Crossing the room, and exiting the de facto event horizon of Daytime, one can see its time-duration opposite in a large-scale, modular system of ten communicating containers that circulate a continuous flux of olive oil. Ceiling-high beams pour down equally seven elongated liquid columns in a seemingly functional perpetuum mobile of an enclosed system. Through its downwards fluid motion, it resembles a giant hourglass that never reaches the end of the last grain of sand. The complex yet elegant fluid mechanics of it all gives way to imagination and semiotics: a distribution system of natural resources, a Mediterranean allure carried by the olfactive aroma of the olive oil, and in-flux energy. Perhaps less known, is that olive oil also burns clear, without smoke, and that in ancient times, olive oil lamps turned the nights into low-lit days, long before electricity.
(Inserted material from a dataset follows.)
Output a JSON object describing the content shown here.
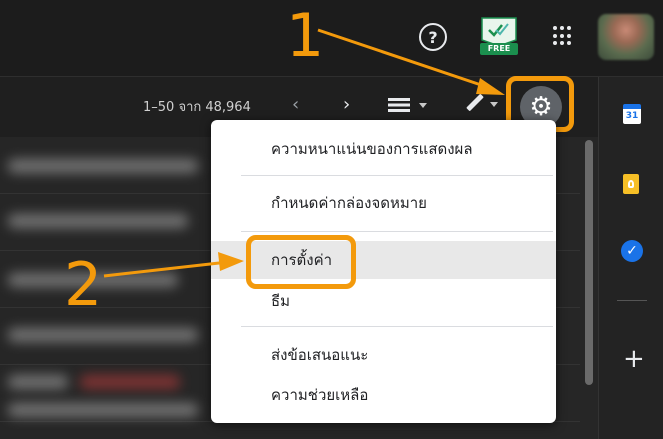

Yet light has a different time-significance in this case. The olive cultivation, trade and distribution has arguably built a geography and ecosystem of its own. The artist hints at the unifying aspect of the nutritious property of abundance built on endurance, olive trees flourish in dry climates. Either way, every undertone of the abstract built of the in-situ work, instils a degree of anxiety. What would happen if the olive-oil continuum were disrupted? Time is felt differently in an economy of angst and anticipation, as sociologist and philosopher Zygmunt Bauman further argues: ”As time flows on, ‘modernity’ changes its forms in the manner of the legendary Proteus… What was some time ago dubbed (erroneously) 'post-modernity' and what I've chosen to call, more to the point, 'liquid modernity', is the growing conviction that change is the only permanence, and uncertainty the only certainty.”

Exhibition title: quote from the poem Auguries of Innocence by William Blake.